Cottrell breaks 22-year career scoring record

Stacey Sutton

NCAA Division II Bulletin Player of the Year. Division II All-American. Most Valuable player of the NCAA Final Four.

Those are just some of the awards and honors Northern Kentucky University women’s basketball senior Michelle Cottrell has received during her basketball career.

Now she can add something else: NKU women’s basketball all-time career leading scorer. Cottrell achieved the feat on Dec. 21 in the championship game of NKU’s annual Community Recorder Classic at Regents Hall.

She scored her 1,884th point with seven minutes left of the Norse women’s game against Delta State, breaking Peggy Vincent’s record of 1,883, which stood for 22 years. “It was a special moment,” NKU head coach Nancy Winstel said. “I don’t think she’s truly aware of it, but when she finishes her career, she will appreciate it. I’ll be curious to see if the record stands for another 22 years.”
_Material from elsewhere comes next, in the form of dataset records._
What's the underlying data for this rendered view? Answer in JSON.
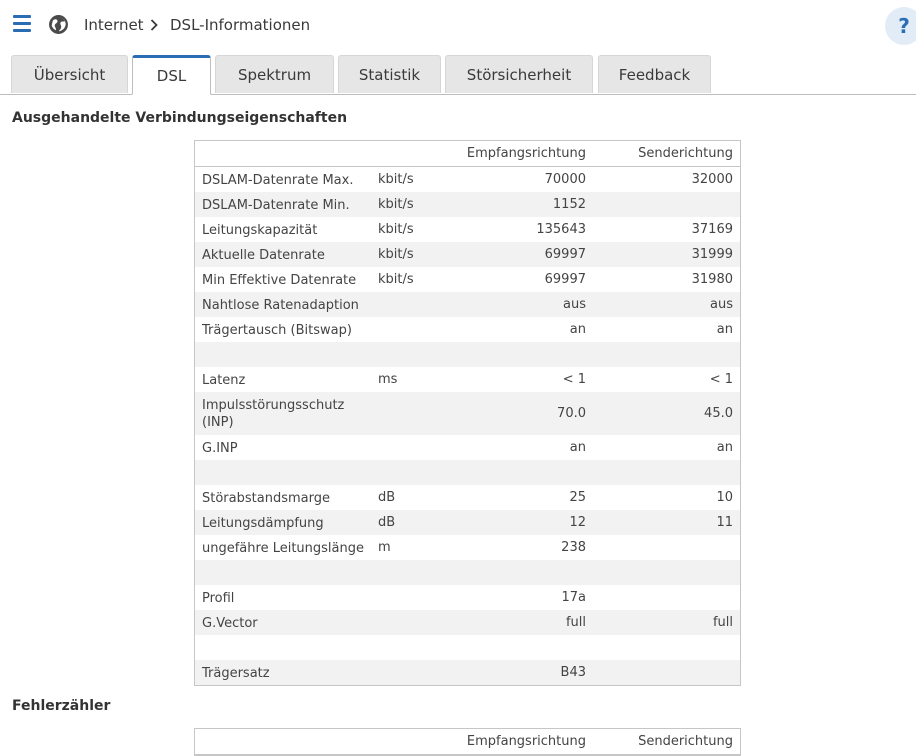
{
  "breadcrumb": {
    "section": "Internet",
    "page": "DSL-Informationen"
  },
  "help": {
    "label": "?"
  },
  "tabs": [
    "Übersicht",
    "DSL",
    "Spektrum",
    "Statistik",
    "Störsicherheit",
    "Feedback"
  ],
  "active_tab": "DSL",
  "connection": {
    "title": "Ausgehandelte Verbindungseigenschaften",
    "header": {
      "rx": "Empfangsrichtung",
      "tx": "Senderichtung"
    },
    "rows": [
      {
        "label": "DSLAM-Datenrate Max.",
        "unit": "kbit/s",
        "rx": "70000",
        "tx": "32000"
      },
      {
        "label": "DSLAM-Datenrate Min.",
        "unit": "kbit/s",
        "rx": "1152",
        "tx": ""
      },
      {
        "label": "Leitungskapazität",
        "unit": "kbit/s",
        "rx": "135643",
        "tx": "37169"
      },
      {
        "label": "Aktuelle Datenrate",
        "unit": "kbit/s",
        "rx": "69997",
        "tx": "31999"
      },
      {
        "label": "Min Effektive Datenrate",
        "unit": "kbit/s",
        "rx": "69997",
        "tx": "31980"
      },
      {
        "label": "Nahtlose Ratenadaption",
        "unit": "",
        "rx": "aus",
        "tx": "aus"
      },
      {
        "label": "Trägertausch (Bitswap)",
        "unit": "",
        "rx": "an",
        "tx": "an"
      },
      {
        "label": "",
        "unit": "",
        "rx": "",
        "tx": ""
      },
      {
        "label": "Latenz",
        "unit": "ms",
        "rx": "< 1",
        "tx": "< 1"
      },
      {
        "label": "Impulsstörungsschutz (INP)",
        "unit": "",
        "rx": "70.0",
        "tx": "45.0"
      },
      {
        "label": "G.INP",
        "unit": "",
        "rx": "an",
        "tx": "an"
      },
      {
        "label": "",
        "unit": "",
        "rx": "",
        "tx": ""
      },
      {
        "label": "Störabstandsmarge",
        "unit": "dB",
        "rx": "25",
        "tx": "10"
      },
      {
        "label": "Leitungsdämpfung",
        "unit": "dB",
        "rx": "12",
        "tx": "11"
      },
      {
        "label": "ungefähre Leitungslänge",
        "unit": "m",
        "rx": "238",
        "tx": ""
      },
      {
        "label": "",
        "unit": "",
        "rx": "",
        "tx": ""
      },
      {
        "label": "Profil",
        "unit": "",
        "rx": "17a",
        "tx": ""
      },
      {
        "label": "G.Vector",
        "unit": "",
        "rx": "full",
        "tx": "full"
      },
      {
        "label": "",
        "unit": "",
        "rx": "",
        "tx": ""
      },
      {
        "label": "Trägersatz",
        "unit": "",
        "rx": "B43",
        "tx": ""
      }
    ]
  },
  "errors": {
    "title": "Fehlerzähler",
    "header": {
      "rx": "Empfangsrichtung",
      "tx": "Senderichtung"
    }
  },
  "colors": {
    "accent": "#2b6db5",
    "row_shade": "#f2f2f2",
    "tab_bg": "#e6e6e6"
  },
  "icons": {
    "menu": "hamburger-menu-icon",
    "globe": "globe-icon",
    "separator": "chevron-right-icon"
  }
}
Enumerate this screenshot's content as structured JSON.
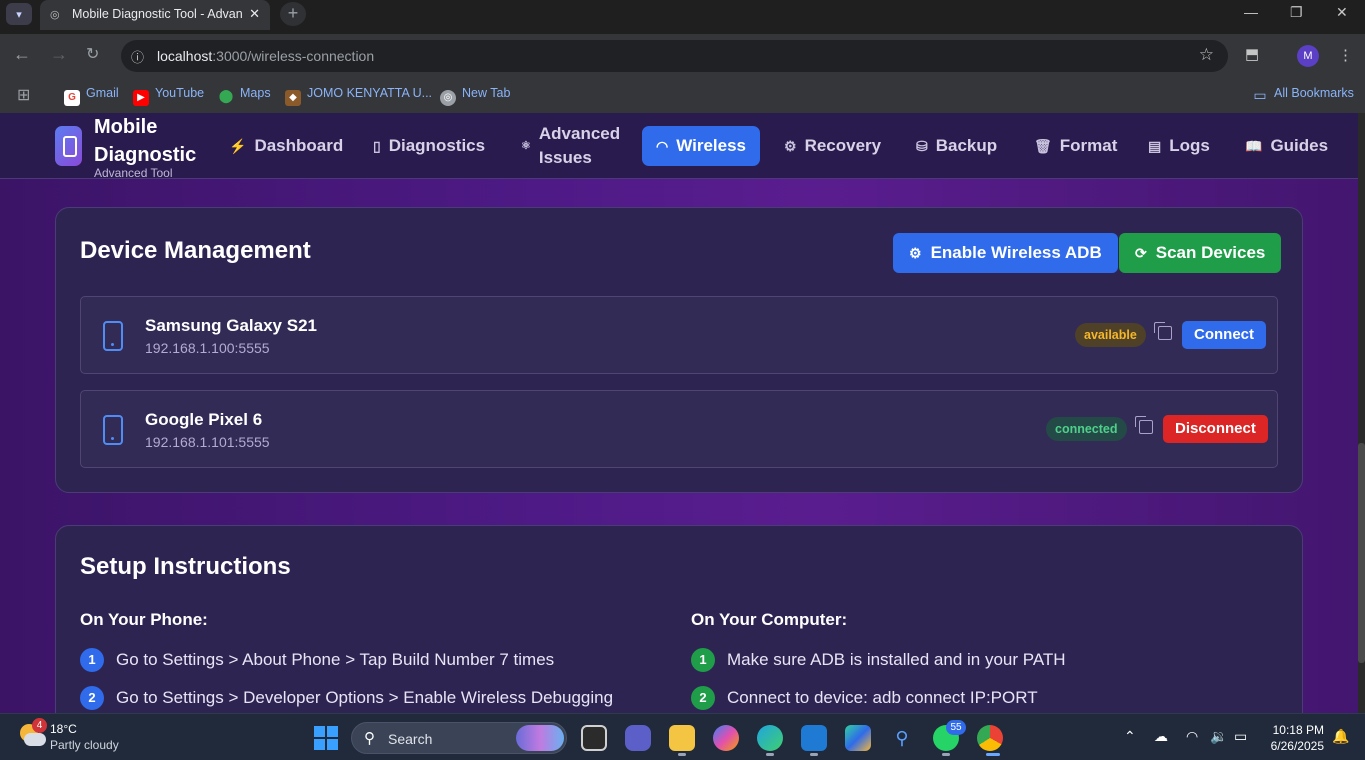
{
  "browser": {
    "tab_title": "Mobile Diagnostic Tool - Advan",
    "url_host": "localhost",
    "url_path": ":3000/wireless-connection",
    "profile_initial": "M",
    "bookmarks": [
      {
        "label": "Gmail",
        "color": "#ea4335"
      },
      {
        "label": "YouTube",
        "color": "#ff0000"
      },
      {
        "label": "Maps",
        "color": "#34a853"
      },
      {
        "label": "JOMO KENYATTA U...",
        "color": "#8a5a2b"
      },
      {
        "label": "New Tab",
        "color": "#9aa0a6"
      }
    ],
    "all_bookmarks": "All Bookmarks"
  },
  "app": {
    "brand_title": "Mobile Diagnostic",
    "brand_subtitle": "Advanced Tool",
    "nav": [
      {
        "label": "Dashboard",
        "icon": "activity-icon"
      },
      {
        "label": "Diagnostics",
        "icon": "phone-icon"
      },
      {
        "label": "Advanced Issues",
        "icon": "atom-icon"
      },
      {
        "label": "Wireless",
        "icon": "wifi-icon",
        "active": true
      },
      {
        "label": "Recovery",
        "icon": "gear-icon"
      },
      {
        "label": "Backup",
        "icon": "database-icon"
      },
      {
        "label": "Format",
        "icon": "trash-icon"
      },
      {
        "label": "Logs",
        "icon": "file-icon"
      },
      {
        "label": "Guides",
        "icon": "book-icon"
      }
    ]
  },
  "device_management": {
    "title": "Device Management",
    "enable_button": "Enable Wireless ADB",
    "scan_button": "Scan Devices",
    "devices": [
      {
        "name": "Samsung Galaxy S21",
        "address": "192.168.1.100:5555",
        "status": "available",
        "action": "Connect"
      },
      {
        "name": "Google Pixel 6",
        "address": "192.168.1.101:5555",
        "status": "connected",
        "action": "Disconnect"
      }
    ]
  },
  "setup": {
    "title": "Setup Instructions",
    "phone": {
      "title": "On Your Phone:",
      "steps": [
        {
          "n": "1",
          "text": "Go to Settings > About Phone > Tap Build Number 7 times"
        },
        {
          "n": "2",
          "text": "Go to Settings > Developer Options > Enable Wireless Debugging"
        }
      ]
    },
    "computer": {
      "title": "On Your Computer:",
      "steps": [
        {
          "n": "1",
          "text": "Make sure ADB is installed and in your PATH"
        },
        {
          "n": "2",
          "text": "Connect to device: adb connect IP:PORT"
        }
      ]
    }
  },
  "taskbar": {
    "weather_badge": "4",
    "temperature": "18°C",
    "weather_desc": "Partly cloudy",
    "search_placeholder": "Search",
    "whatsapp_badge": "55",
    "time": "10:18 PM",
    "date": "6/26/2025"
  },
  "colors": {
    "accent_blue": "#2f6bea",
    "scan_green": "#1f9d49",
    "disconnect_red": "#dc2626"
  }
}
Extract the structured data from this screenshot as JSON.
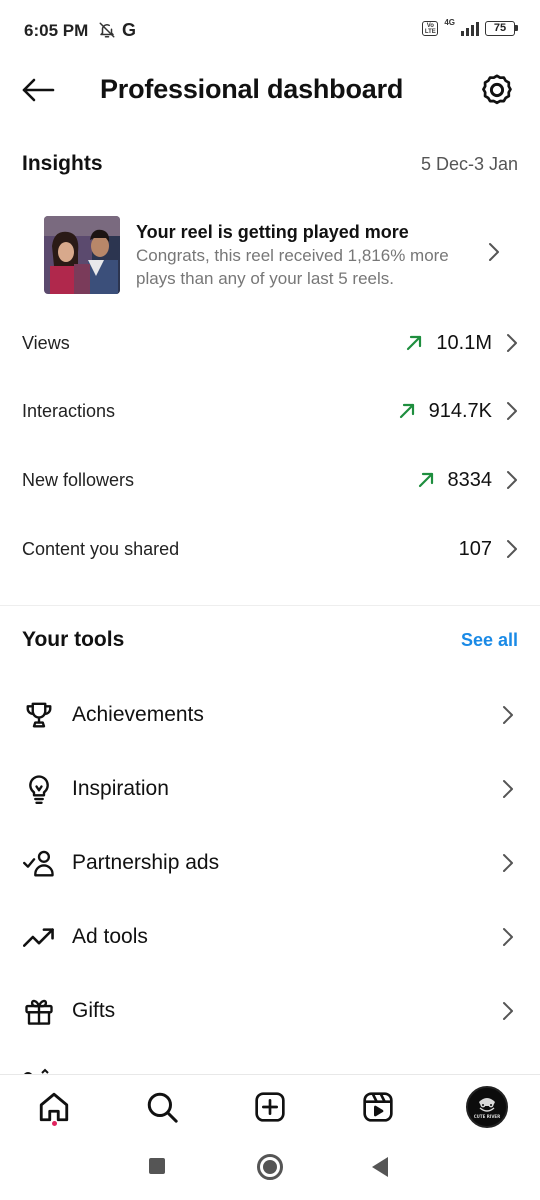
{
  "status_bar": {
    "time": "6:05 PM",
    "carrier_glyph": "G",
    "network": "4G",
    "volte": "Vo LTE",
    "battery": "75",
    "icons": [
      "bell-off-icon",
      "signal-icon",
      "battery-icon"
    ]
  },
  "header": {
    "title": "Professional dashboard",
    "back_icon": "arrow-left-icon",
    "settings_icon": "settings-gear-icon"
  },
  "insights": {
    "title": "Insights",
    "date_range": "5 Dec-3 Jan",
    "reel_card": {
      "title": "Your reel is getting played more",
      "description": "Congrats, this reel received 1,816% more plays than any of your last 5 reels."
    },
    "metrics": [
      {
        "label": "Views",
        "value": "10.1M",
        "trend": "up"
      },
      {
        "label": "Interactions",
        "value": "914.7K",
        "trend": "up"
      },
      {
        "label": "New followers",
        "value": "8334",
        "trend": "up"
      },
      {
        "label": "Content you shared",
        "value": "107",
        "trend": "none"
      }
    ],
    "trend_color": "#1e8e3e"
  },
  "tools": {
    "title": "Your tools",
    "see_all": "See all",
    "accent_color": "#1a8ae6",
    "items": [
      {
        "label": "Achievements",
        "icon": "trophy-icon"
      },
      {
        "label": "Inspiration",
        "icon": "lightbulb-icon"
      },
      {
        "label": "Partnership ads",
        "icon": "partnership-icon"
      },
      {
        "label": "Ad tools",
        "icon": "trending-up-icon"
      },
      {
        "label": "Gifts",
        "icon": "gift-icon"
      }
    ]
  },
  "bottom_nav": {
    "items": [
      "home-icon",
      "search-icon",
      "create-icon",
      "reels-icon",
      "profile-avatar"
    ],
    "avatar_text": "CUTE RIVER"
  },
  "system_nav": {
    "items": [
      "recents-square",
      "home-circle",
      "back-triangle"
    ]
  }
}
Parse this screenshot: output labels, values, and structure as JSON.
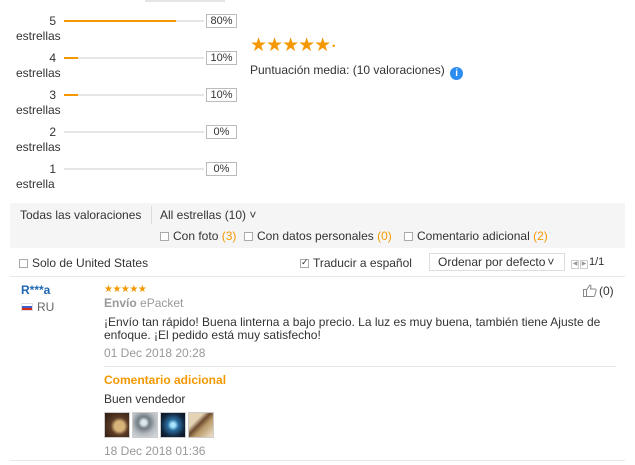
{
  "distribution": [
    {
      "num": "5",
      "word": "estrellas",
      "pct_label": "80%",
      "fill": 0.8
    },
    {
      "num": "4",
      "word": "estrellas",
      "pct_label": "10%",
      "fill": 0.1
    },
    {
      "num": "3",
      "word": "estrellas",
      "pct_label": "10%",
      "fill": 0.1
    },
    {
      "num": "2",
      "word": "estrellas",
      "pct_label": "0%",
      "fill": 0.0
    },
    {
      "num": "1",
      "word": "estrella",
      "pct_label": "0%",
      "fill": 0.0
    }
  ],
  "average": {
    "stars": "★★★★★",
    "label": "Puntuación media:",
    "count": "(10 valoraciones)",
    "info_icon": "info-icon"
  },
  "filters": {
    "all_label": "Todas las valoraciones",
    "select_value": "All estrellas (10)",
    "chevron": "˅",
    "photo_label": "Con foto",
    "photo_count": "(3)",
    "personal_label": "Con datos personales",
    "personal_count": "(0)",
    "additional_label": "Comentario adicional",
    "additional_count": "(2)"
  },
  "options": {
    "us_only": "Solo de United States",
    "translate": "Traducir a español",
    "sort_value": "Ordenar por defecto",
    "sort_chevron": "˅",
    "pager": "1/1"
  },
  "review": {
    "user": "R***a",
    "country": "RU",
    "stars": "★★★★★",
    "ship_label": "Envío",
    "ship_method": "ePacket",
    "text": "¡Envío tan rápido! Buena linterna a bajo precio. La luz es muy buena, también tiene Ajuste de enfoque. ¡El pedido está muy satisfecho!",
    "date": "01 Dec 2018 20:28",
    "additional_label": "Comentario adicional",
    "additional_text": "Buen vendedor",
    "additional_date": "18 Dec 2018 01:36",
    "likes": "(0)"
  },
  "colors": {
    "accent": "#f39800",
    "link": "#2066b2",
    "info": "#2d8cf0"
  }
}
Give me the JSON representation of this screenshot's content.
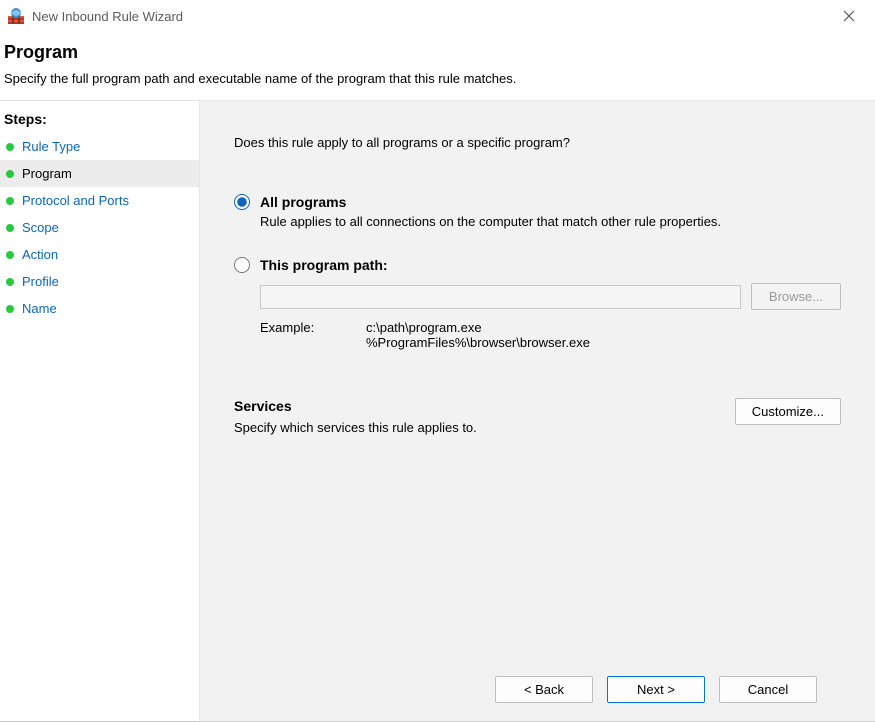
{
  "window": {
    "title": "New Inbound Rule Wizard"
  },
  "header": {
    "title": "Program",
    "subtitle": "Specify the full program path and executable name of the program that this rule matches."
  },
  "sidebar": {
    "heading": "Steps:",
    "items": [
      {
        "label": "Rule Type",
        "active": false
      },
      {
        "label": "Program",
        "active": true
      },
      {
        "label": "Protocol and Ports",
        "active": false
      },
      {
        "label": "Scope",
        "active": false
      },
      {
        "label": "Action",
        "active": false
      },
      {
        "label": "Profile",
        "active": false
      },
      {
        "label": "Name",
        "active": false
      }
    ]
  },
  "main": {
    "prompt": "Does this rule apply to all programs or a specific program?",
    "options": {
      "all": {
        "label": "All programs",
        "desc": "Rule applies to all connections on the computer that match other rule properties."
      },
      "path": {
        "label": "This program path:",
        "value": "",
        "example_label": "Example:",
        "example_values": "c:\\path\\program.exe\n%ProgramFiles%\\browser\\browser.exe"
      }
    },
    "browse_label": "Browse...",
    "services": {
      "title": "Services",
      "desc": "Specify which services this rule applies to.",
      "customize_label": "Customize..."
    }
  },
  "footer": {
    "back": "< Back",
    "next": "Next >",
    "cancel": "Cancel"
  }
}
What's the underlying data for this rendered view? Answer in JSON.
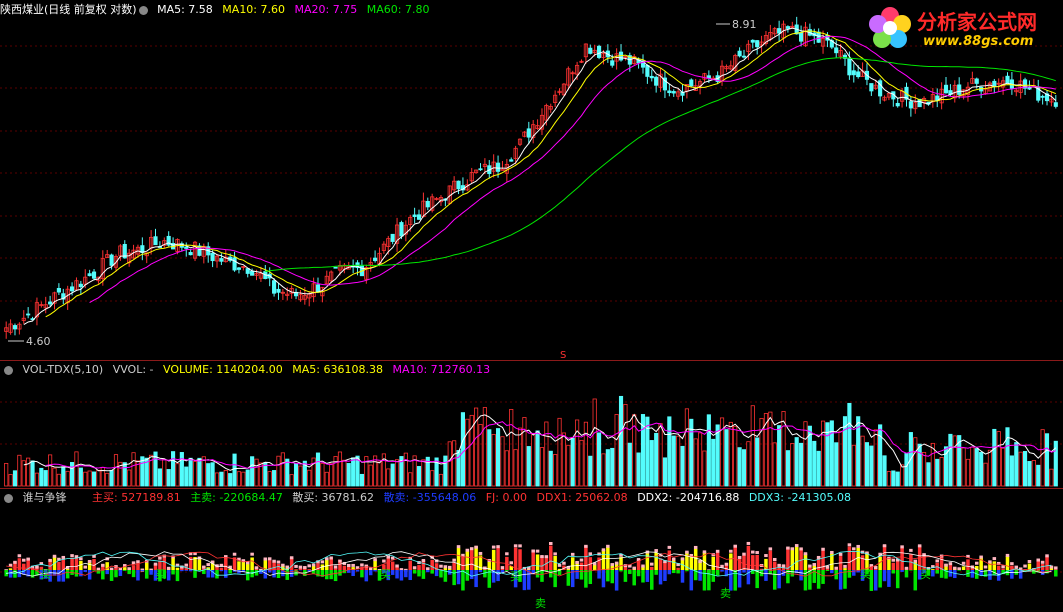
{
  "main_header": {
    "title": "陕西煤业(日线 前复权 对数)",
    "ma5": "MA5: 7.58",
    "ma10": "MA10: 7.60",
    "ma20": "MA20: 7.75",
    "ma60": "MA60: 7.80"
  },
  "price_labels": {
    "high": "8.91",
    "low": "4.60",
    "marker": "S"
  },
  "logo": {
    "text": "分析家公式网",
    "url": "www.88gs.com"
  },
  "vol_header": {
    "title": "VOL-TDX(5,10)",
    "vvol": "VVOL: -",
    "volume": "VOLUME: 1140204.00",
    "ma5": "MA5: 636108.38",
    "ma10": "MA10: 712760.13"
  },
  "ind_header": {
    "title": "谁与争锋",
    "zhumai": "主买: 527189.81",
    "zhumai2": "主卖: -220684.47",
    "sanmai": "散买: 36781.62",
    "sanmai2": "散卖: -355648.06",
    "fj": "FJ: 0.00",
    "ddx1": "DDX1: 25062.08",
    "ddx2": "DDX2: -204716.88",
    "ddx3": "DDX3: -241305.08"
  },
  "signals": {
    "buy": "买",
    "sell": "卖"
  },
  "colors": {
    "up": "#ff3232",
    "down": "#54fcfc",
    "ma5": "#ffffff",
    "ma10": "#ffff00",
    "ma20": "#ff00ff",
    "ma60": "#00e600",
    "grid": "#5a0000",
    "sep": "#8b1a1a"
  },
  "chart_data": {
    "type": "candlestick",
    "scale": "log",
    "ylim": [
      4.6,
      8.91
    ],
    "key_points": [
      {
        "label": "low",
        "value": 4.6
      },
      {
        "label": "high",
        "value": 8.91
      }
    ],
    "last_values": {
      "ma5": 7.58,
      "ma10": 7.6,
      "ma20": 7.75,
      "ma60": 7.8,
      "volume": 1140204.0,
      "vol_ma5": 636108.38,
      "vol_ma10": 712760.13,
      "main_buy": 527189.81,
      "main_sell": -220684.47,
      "retail_buy": 36781.62,
      "retail_sell": -355648.06,
      "fj": 0.0,
      "ddx1": 25062.08,
      "ddx2": -204716.88,
      "ddx3": -241305.08
    },
    "trend": [
      4.72,
      4.85,
      5.0,
      5.15,
      5.3,
      5.5,
      5.55,
      5.65,
      5.6,
      5.5,
      5.4,
      5.35,
      5.1,
      5.05,
      5.15,
      5.3,
      5.35,
      5.6,
      5.9,
      6.1,
      6.3,
      6.5,
      6.6,
      6.9,
      7.4,
      7.9,
      8.5,
      8.3,
      8.2,
      7.95,
      7.75,
      7.85,
      8.0,
      8.3,
      8.6,
      8.75,
      8.65,
      8.45,
      8.0,
      7.75,
      7.6,
      7.55,
      7.65,
      7.8,
      7.85,
      7.9,
      7.7,
      7.6
    ]
  }
}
Cottrell said she was happy to break the scoring record on her home court because that was how she planned for it to happen. “I wanted all of my family to see me do it, especially during tournament time. That was important for me. The next game was in Michigan and it wouldn’t have been as special.”

Cottrell said that someone told her a while back that she had a chance to break the record, and she has been aware of it ever since. “I have always had it in the back of my mind.”

Also, Cottrell broke the record of a really great basketball player from years back and can easily be placed in the same category as Vincent.

“I played with Peggy. She was a great player. It’s been an honor to coach Michelle,” Winstel said. “I think Cottrell is right up there.”

Cottrell agrees with her coach’s comments. “Coach said on ICN-6 that I was the best player she has ever coached at NKU. I guess I can be placed in the same category as Peggy Vincent.”

Getting point number 2,000 is the next feat Cottrell will be aiming at next. She is less than 50 points away from that accomplishment.

“After breaking it, she wants to get as many as she can,” Winstel said. “If it helps us win, that is good. “She deserves all the accolades she can get.”Cottrell said that breaking the all-time scoring record was the most special. However, she said that she never scored 2,000 points in high school. “That is a nice achievement too.”

Even with all the awards she has stacked up over her playing career, Cottrell couldn’t have done any of it without the help of her teammates, because she has always been a team player.

“The first and foremost thing, she wants her team to be successful. She wants to win, and it’s a team thing. She does what she can to help the team out,” Winstel said.

Winstel went on to say that Cottrell has had a phenomenal and a story book career and that she has helped put NKU on the map.

“Cottrell is an integral part of the achievements the team has put together. You have to give a great debt of thanks to her.”

Cottrell said that her coach has helped her develop into the player she is today. “She has always had confidence in me. She gave me an opportunity to be a starter as a freshman. She has helped me a lot.”

Winstel added, “We have always had great centers, and Cott has been one of the greatest. I am a post-perimeter oriented coach. We’re a half court team, and we take the ball inside. Michelle has been the cream of the crop. She has made me a better coach.”

But Cottrell doesn’t feel she is done yet. She still plans on accomplishing more things on the court before her career at NKU is over. “This year, we want to go as far as we can. I want to be an All-American. I will try my best. There is always something to achieve.”

Cottrell might even be able to help the Norse win another NCAA Division II National Championship for her ball club and for the school. She’s definitely been down that road before.”You can’t stop talking about Michelle. She’s easy to talk about,” Winstel said.